S’agissant de la participation auxdites négociations d’Afrique du Sud, le quotidien Le Phare rapporte quelques noms des acteurs de la société civile que nous connaissons tous personnellement. Si la liste des participants est réellement telle que présentée par ce journal, ce serait un peu regrettable que la société civile congolaise ne puisse pas avoir été mieux représentée à un forum aussi capital pour l’avenir du pays. Sans vouloir méconnaitre les mérites de ces collègues, il est simplement étonnant de constater qu’aucun véritable expert des questions de paix et sécurité, dont regorge pourtant la société civile congolaise, n’ait été invité à ces travaux. Nous pensons ici particulièrement aux chercheurs de la Chaire UNESCO de l’Université de Kinshasa qui ont beaucoup réfléchi, écrit et communiqué dans le pays et à travers le monde sur la question congolaise, et qui dispose d’une expertise avérée en la matière.

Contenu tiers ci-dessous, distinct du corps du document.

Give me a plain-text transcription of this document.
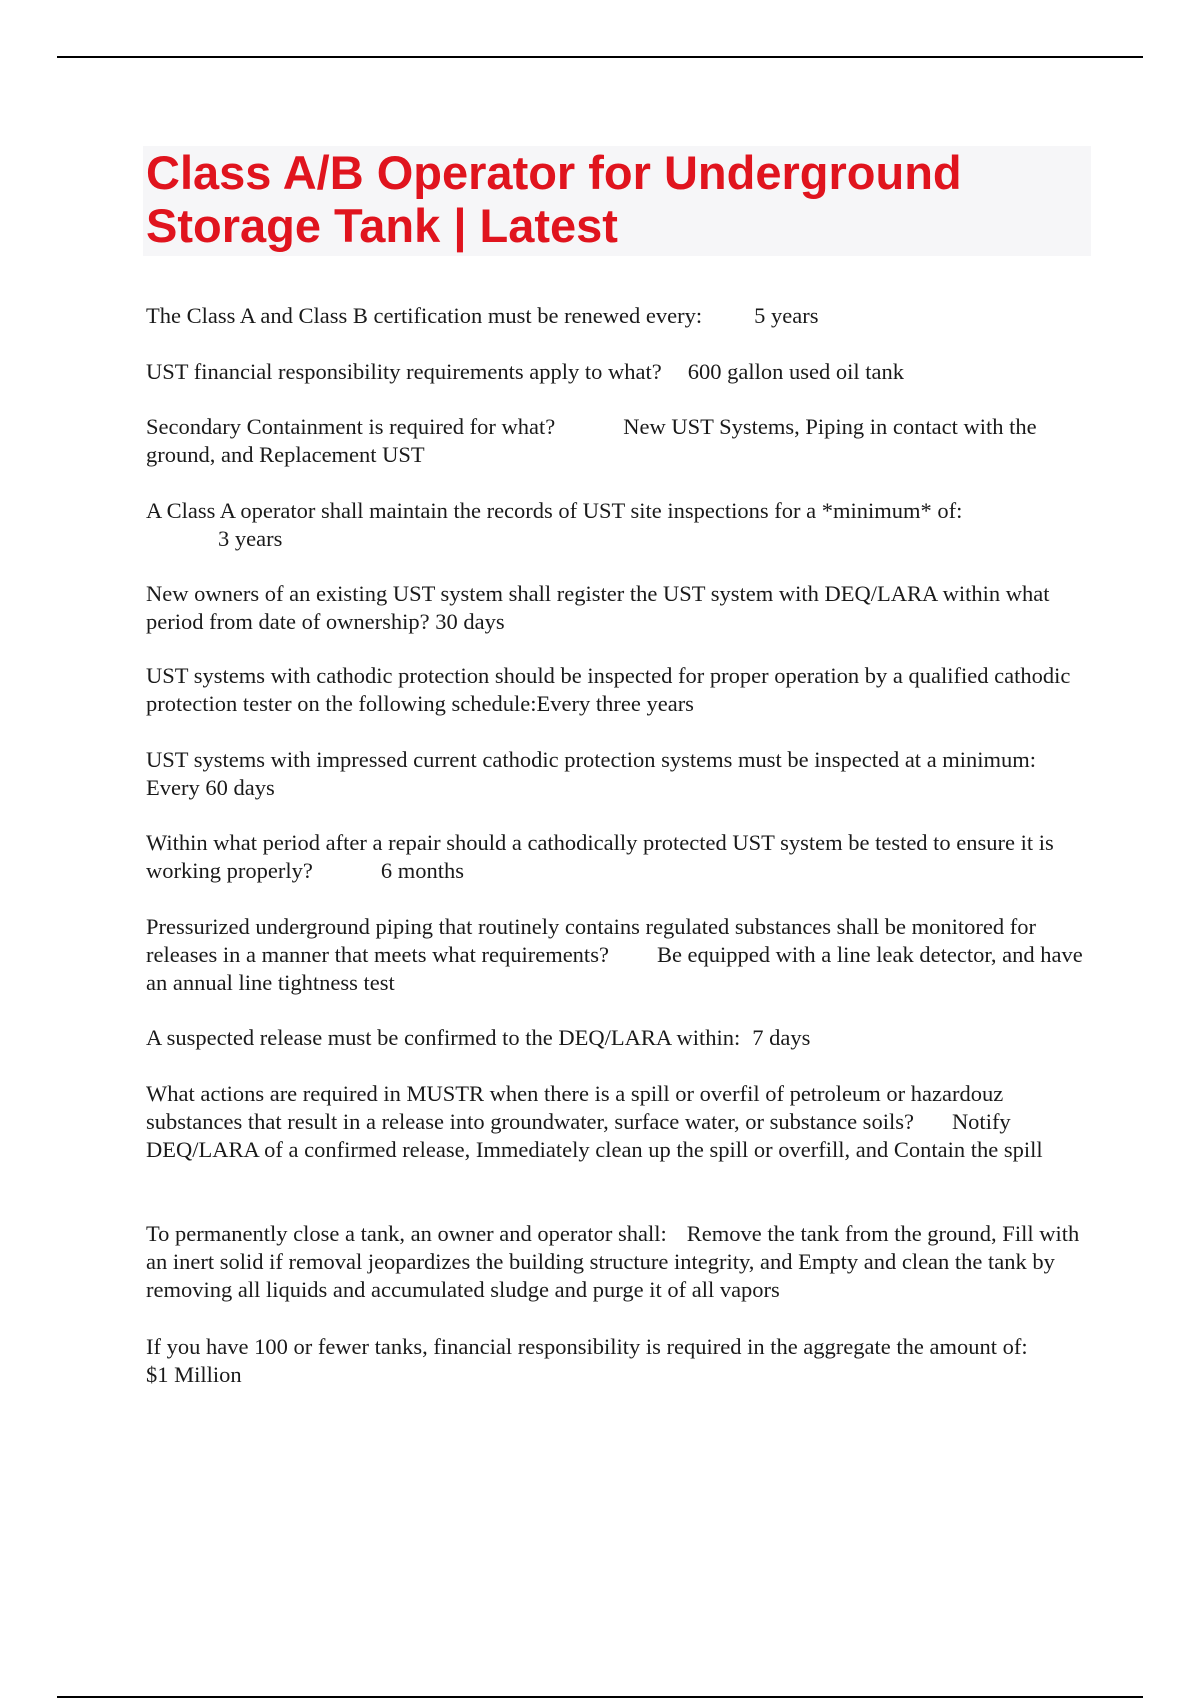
Class A/B Operator for Underground Storage Tank | Latest

The Class A and Class B certification must be renewed every: 5 years

UST financial responsibility requirements apply to what? 600 gallon used oil tank

Secondary Containment is required for what?	New UST Systems, Piping in contact with the ground, and Replacement UST

A Class A operator shall maintain the records of UST site inspections for a *minimum* of:
3 years

New owners of an existing UST system shall register the UST system with DEQ/LARA within what period from date of ownership? 30 days

UST systems with cathodic protection should be inspected for proper operation by a qualified cathodic protection tester on the following schedule:Every three years

UST systems with impressed current cathodic protection systems must be inspected at a minimum:Every 60 days

Within what period after a repair should a cathodically protected UST system be tested to ensure it is working properly?	6 months

Pressurized underground piping that routinely contains regulated substances shall be monitored for releases in a manner that meets what requirements? Be equipped with a line leak detector, and have an annual line tightness test

A suspected release must be confirmed to the DEQ/LARA within: 7 days

What actions are required in MUSTR when there is a spill or overfil of petroleum or hazardouz substances that result in a release into groundwater, surface water, or substance soils? Notify DEQ/LARA of a confirmed release, Immediately clean up the spill or overfill, and Contain the spill

To permanently close a tank, an owner and operator shall: Remove the tank from the ground, Fill with an inert solid if removal jeopardizes the building structure integrity, and Empty and clean the tank by removing all liquids and accumulated sludge and purge it of all vapors

If you have 100 or fewer tanks, financial responsibility is required in the aggregate the amount of:$1 Million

Ainsi dit, il est à se demander sur quelles bases étaient distribuées les invitations à ces assises. Le choix des participants semble avoir été motivé par des critères nettement subjectifs. Au lieu de favoriser une large diffusion des appels à contribution dans l’ensemble de la société civile afin de sélectionner les offres les plus méritantes, des collègues proches de l’organisation du forum se sont carrément faits invités eux-mêmes.

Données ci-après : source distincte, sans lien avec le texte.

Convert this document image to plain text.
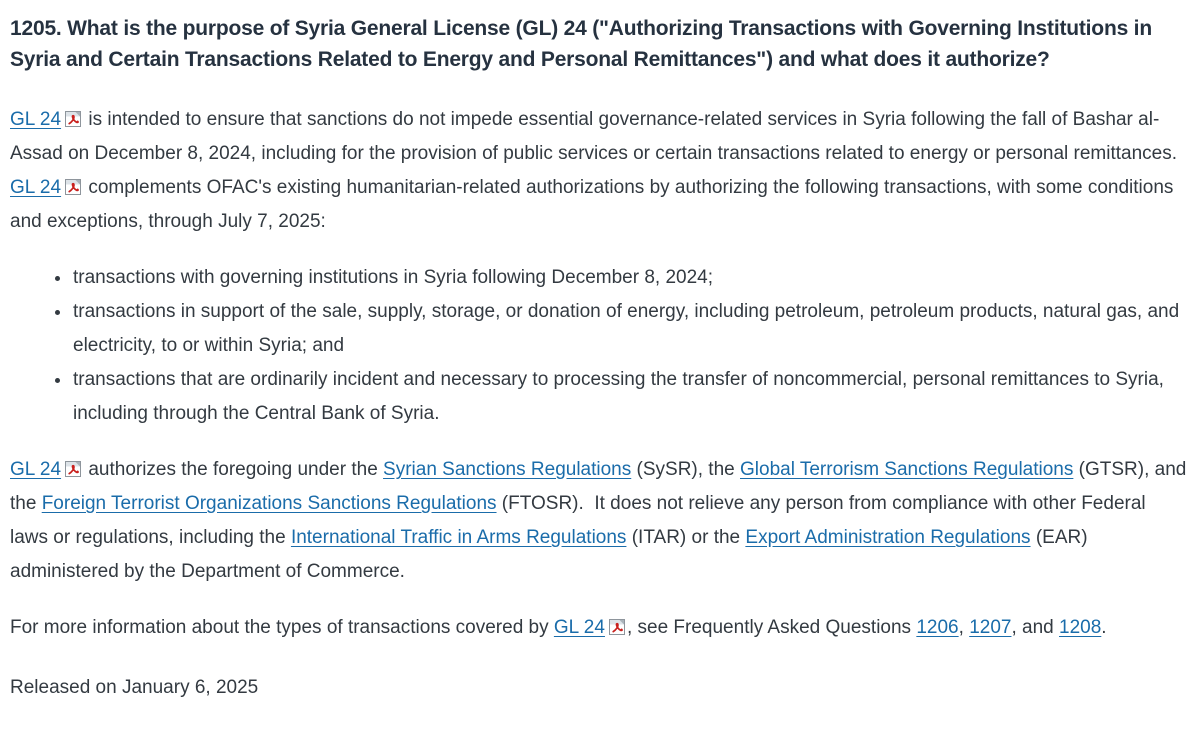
1205. What is the purpose of Syria General License (GL) 24 ("Authorizing Transactions with Governing Institutions in Syria and Certain Transactions Related to Energy and Personal Remittances") and what does it authorize?

GL 24 is intended to ensure that sanctions do not impede essential governance-related services in Syria following the fall of Bashar al-Assad on December 8, 2024, including for the provision of public services or certain transactions related to energy or personal remittances.  GL 24 complements OFAC's existing humanitarian-related authorizations by authorizing the following transactions, with some conditions and exceptions, through July 7, 2025:

• transactions with governing institutions in Syria following December 8, 2024;
• transactions in support of the sale, supply, storage, or donation of energy, including petroleum, petroleum products, natural gas, and electricity, to or within Syria; and
• transactions that are ordinarily incident and necessary to processing the transfer of noncommercial, personal remittances to Syria, including through the Central Bank of Syria.

GL 24 authorizes the foregoing under the Syrian Sanctions Regulations (SySR), the Global Terrorism Sanctions Regulations (GTSR), and the Foreign Terrorist Organizations Sanctions Regulations (FTOSR).  It does not relieve any person from compliance with other Federal laws or regulations, including the International Traffic in Arms Regulations (ITAR) or the Export Administration Regulations (EAR) administered by the Department of Commerce.

For more information about the types of transactions covered by GL 24 , see Frequently Asked Questions 1206, 1207, and 1208.

Released on January 6, 2025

Or, un problème est que le seul fait d’être juriste et défenseur des droits de l’homme ou d’avoir la facilité d’être en contact direct avec les bailleurs de fonds ne suffit à faire de quelqu’un spécialiste des questions de paix et sécurité, et encore moins de la gouvernance sécuritaire. A chacun son domaine. Quelqu’un disait qu’Albert Einstein aurait été dans la forêt équatoriale aussi ridicule qu’un pygmée devant un tableau noir rempli d’équations. L’autodidactie est surtout le résultat d’une initiation assortie d’un long apprentissage sur le tas. Un de grands problèmes de la RDC est que, depuis la fin de la Deuxième République et l’avènement de l’AFDL, les Congolais ont tendance à croire que tout le monde peut évoluer dans n’importe quel domaine sans un background de départ ou une préalable préparation professionnelle. A notre humble avis, c’est bien-là une des causes principales de l’actuel échec de la Troisième République. C’est aussi-là une des justifications du bilan mitigé d’un accomplissement de la réforme du secteur de sécurité congolais qui, en dépit des milliards de dollars américains des contribuables occidentaux engloutis chaque années en termes de salaires et frais de missions des « experts », s’est jusqu’à présent révélé n’être qu’une montagne qui accouche d’une souris.

Au lieu de dépenser de l’argent et de l’énergie pour réfléchir sur le management d’un statu quo dont le seul mérite serait de sauvegarder les positions s sociales d’une poignée d’individus moyennant une prolongation de d’actuelles souffrances et misère du peuple congolais, les organisateurs de ce forum d’Afrique du Sud auraient mieux fait d’amener plutôt les élites congolaises à se pencher essentiellement sur les approches d'une gestion apaisée de ces échéances électorales de 2011 dont les enjeux sécuritaires conditionnent aussi bien l’avenir du Congo en tant qu’un pays unifié que la continuation ou la rupture des autres processus de consolidation post-conflit de la paix en cours dans la sous-région.

Faustin LOKASOLA N’KOY BOSENGE
Chercheur
Membre de l’African Center for Strategic Studies/CESA
et de l’African Security Sector Network/ASSN.